Dalam laporan Kaspersky, pertumbuhan eSIM untuk perjalanan khususnya di wilayah Asia semakin meningkat dimana saat ini dominasinya mencapai 56 persen di pasar global dan menghasilkan pendapatan sekitar USD11,5 juta pada tahun 2024.Tingkat pertumbuhan tahunan pun diprediksi akan mencapai angka 11 persen dan 21 persen di tahun-tahun yang akan datang.
Lonjakan ini didorong oleh gelombang wisatawan dimana tahun 2025 ini saja, kawasan Asia Pasifik menerima 316 juta pengunjung internasional dan perjalanan keluar diprediksi melonjak 20–25 persen.
Sayangnya, peningkatan ini juga berimbas pada modus kejahatan baru yang memanfaatkan gelombang pariwisata yang terus meningkat.
Kaspersky menemukan adanya situs online abal-abal yang meniru
perusahaan telekomunikasi terkemuka termasuk Singtel, Smart, dan Telstra.
Situs ini dirancang sedemikian rupa agar terlihat resmi, lalu mengelabui pengguna untuk memasukkan data pribadi mereka seperti nomor telepon, data pribadi, kredensial login atau jawaban pertanyaan keamanan.

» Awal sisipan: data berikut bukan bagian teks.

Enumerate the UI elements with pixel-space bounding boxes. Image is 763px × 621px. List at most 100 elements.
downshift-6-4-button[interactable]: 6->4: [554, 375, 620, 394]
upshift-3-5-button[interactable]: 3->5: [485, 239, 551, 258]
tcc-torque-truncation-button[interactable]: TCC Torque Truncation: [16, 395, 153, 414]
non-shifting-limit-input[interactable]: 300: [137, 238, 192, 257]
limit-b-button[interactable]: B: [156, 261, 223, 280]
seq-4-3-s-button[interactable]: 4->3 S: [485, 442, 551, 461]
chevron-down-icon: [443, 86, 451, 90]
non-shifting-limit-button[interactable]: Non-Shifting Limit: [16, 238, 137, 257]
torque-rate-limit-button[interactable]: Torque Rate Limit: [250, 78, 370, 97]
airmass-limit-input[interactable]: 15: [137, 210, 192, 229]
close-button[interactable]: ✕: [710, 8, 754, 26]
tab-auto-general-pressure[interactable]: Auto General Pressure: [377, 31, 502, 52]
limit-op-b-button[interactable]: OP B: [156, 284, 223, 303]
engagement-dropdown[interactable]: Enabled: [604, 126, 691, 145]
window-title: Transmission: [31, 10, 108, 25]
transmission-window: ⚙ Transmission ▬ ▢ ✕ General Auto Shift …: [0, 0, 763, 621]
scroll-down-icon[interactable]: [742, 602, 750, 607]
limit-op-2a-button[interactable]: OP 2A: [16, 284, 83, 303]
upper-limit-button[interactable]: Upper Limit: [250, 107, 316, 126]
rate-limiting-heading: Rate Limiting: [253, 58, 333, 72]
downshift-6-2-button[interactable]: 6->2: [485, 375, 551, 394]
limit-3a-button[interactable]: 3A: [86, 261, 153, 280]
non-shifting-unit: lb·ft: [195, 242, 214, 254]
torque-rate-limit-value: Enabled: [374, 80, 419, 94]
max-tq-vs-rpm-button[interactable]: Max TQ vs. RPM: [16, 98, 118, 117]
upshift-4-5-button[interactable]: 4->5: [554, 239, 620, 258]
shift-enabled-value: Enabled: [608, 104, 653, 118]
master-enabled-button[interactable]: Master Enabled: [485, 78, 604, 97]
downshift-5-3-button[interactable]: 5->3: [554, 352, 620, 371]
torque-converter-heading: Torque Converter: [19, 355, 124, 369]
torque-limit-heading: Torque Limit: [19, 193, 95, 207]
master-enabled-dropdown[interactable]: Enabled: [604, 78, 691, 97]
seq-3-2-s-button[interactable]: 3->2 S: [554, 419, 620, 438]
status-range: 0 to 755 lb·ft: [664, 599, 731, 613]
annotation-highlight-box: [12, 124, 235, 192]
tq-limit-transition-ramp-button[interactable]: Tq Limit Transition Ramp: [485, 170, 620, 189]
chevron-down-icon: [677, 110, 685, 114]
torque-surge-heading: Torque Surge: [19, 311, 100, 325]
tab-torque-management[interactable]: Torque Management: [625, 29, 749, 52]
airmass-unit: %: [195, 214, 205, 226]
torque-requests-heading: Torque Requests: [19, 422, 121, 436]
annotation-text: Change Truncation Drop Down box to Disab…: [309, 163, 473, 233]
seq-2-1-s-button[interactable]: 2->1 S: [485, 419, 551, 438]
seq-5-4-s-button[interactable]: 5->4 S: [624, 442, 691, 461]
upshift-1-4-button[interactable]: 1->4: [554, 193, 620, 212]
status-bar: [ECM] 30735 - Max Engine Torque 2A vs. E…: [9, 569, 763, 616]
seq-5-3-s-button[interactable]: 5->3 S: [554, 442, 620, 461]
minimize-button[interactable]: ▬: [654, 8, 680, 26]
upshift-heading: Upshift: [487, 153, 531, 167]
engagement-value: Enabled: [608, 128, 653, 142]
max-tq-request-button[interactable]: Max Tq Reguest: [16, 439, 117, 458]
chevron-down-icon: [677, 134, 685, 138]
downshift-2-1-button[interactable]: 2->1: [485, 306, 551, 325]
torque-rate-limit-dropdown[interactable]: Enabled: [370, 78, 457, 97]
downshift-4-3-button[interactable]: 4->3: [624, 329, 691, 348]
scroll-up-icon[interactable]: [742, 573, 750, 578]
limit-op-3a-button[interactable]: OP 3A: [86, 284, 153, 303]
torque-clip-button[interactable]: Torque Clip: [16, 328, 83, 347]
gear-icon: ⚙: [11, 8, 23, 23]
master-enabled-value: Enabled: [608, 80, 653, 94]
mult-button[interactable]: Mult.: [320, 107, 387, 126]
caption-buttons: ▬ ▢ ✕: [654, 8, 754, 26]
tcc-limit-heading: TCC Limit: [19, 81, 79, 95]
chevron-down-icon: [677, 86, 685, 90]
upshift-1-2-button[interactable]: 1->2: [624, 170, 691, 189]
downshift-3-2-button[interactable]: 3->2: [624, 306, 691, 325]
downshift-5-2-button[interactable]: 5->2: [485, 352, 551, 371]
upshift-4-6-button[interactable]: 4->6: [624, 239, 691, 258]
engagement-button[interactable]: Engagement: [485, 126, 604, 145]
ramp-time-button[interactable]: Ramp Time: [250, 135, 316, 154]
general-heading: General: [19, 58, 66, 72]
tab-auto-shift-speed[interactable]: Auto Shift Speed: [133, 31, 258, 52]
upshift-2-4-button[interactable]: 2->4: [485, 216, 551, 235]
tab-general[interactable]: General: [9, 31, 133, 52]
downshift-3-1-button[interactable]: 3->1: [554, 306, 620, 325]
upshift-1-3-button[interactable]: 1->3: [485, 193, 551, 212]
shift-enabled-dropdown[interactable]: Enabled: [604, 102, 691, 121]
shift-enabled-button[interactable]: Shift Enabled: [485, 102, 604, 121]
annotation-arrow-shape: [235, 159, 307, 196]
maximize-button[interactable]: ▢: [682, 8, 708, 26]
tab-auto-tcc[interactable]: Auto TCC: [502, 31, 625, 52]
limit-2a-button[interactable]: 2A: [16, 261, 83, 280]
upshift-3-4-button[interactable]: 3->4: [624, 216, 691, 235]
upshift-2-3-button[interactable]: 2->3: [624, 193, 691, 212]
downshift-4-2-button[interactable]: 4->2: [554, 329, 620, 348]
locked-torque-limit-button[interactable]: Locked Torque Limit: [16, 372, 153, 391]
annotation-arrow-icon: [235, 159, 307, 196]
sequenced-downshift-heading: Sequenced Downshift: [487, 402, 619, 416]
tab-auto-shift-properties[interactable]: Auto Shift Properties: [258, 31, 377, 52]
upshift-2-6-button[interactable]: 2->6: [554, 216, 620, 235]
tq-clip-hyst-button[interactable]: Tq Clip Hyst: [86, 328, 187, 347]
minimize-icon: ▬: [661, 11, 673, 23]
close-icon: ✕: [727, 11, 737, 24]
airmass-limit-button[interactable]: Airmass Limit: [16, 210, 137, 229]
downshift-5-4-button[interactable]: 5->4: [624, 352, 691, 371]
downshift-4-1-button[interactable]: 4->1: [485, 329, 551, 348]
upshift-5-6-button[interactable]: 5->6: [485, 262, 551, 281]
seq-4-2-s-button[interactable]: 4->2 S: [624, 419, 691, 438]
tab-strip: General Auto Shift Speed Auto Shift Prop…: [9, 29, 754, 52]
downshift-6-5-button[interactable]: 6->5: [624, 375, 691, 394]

Penjahat siber kemudian menggunakan informasi pengguna untuk mengakses akun keuangan atau dompet kripto mereka, terutama jika mereka juga mendapatkan kredensial masuk atau pertanyaan keamanan.
Selain karena populer dan banyak digunakan masyarakat, salah
satu alasan penipu menggunakan modus ini adalah karena akses yang dilakukan
secara online.
Mereka kemudian menggunakan berbagai trik seperti link palsu, email atau pesan WhatsApp palsu, dan kode QR berbahaya.
Oleh karena itu, para wisatawan atau siapapun yang ingin mengaktifkan eSIM diminta agar membeli eSIM dari situs resmi operator, dan juga memeriksa URL situs sebelum melakukan pembelian atau mendaftaran eSIM.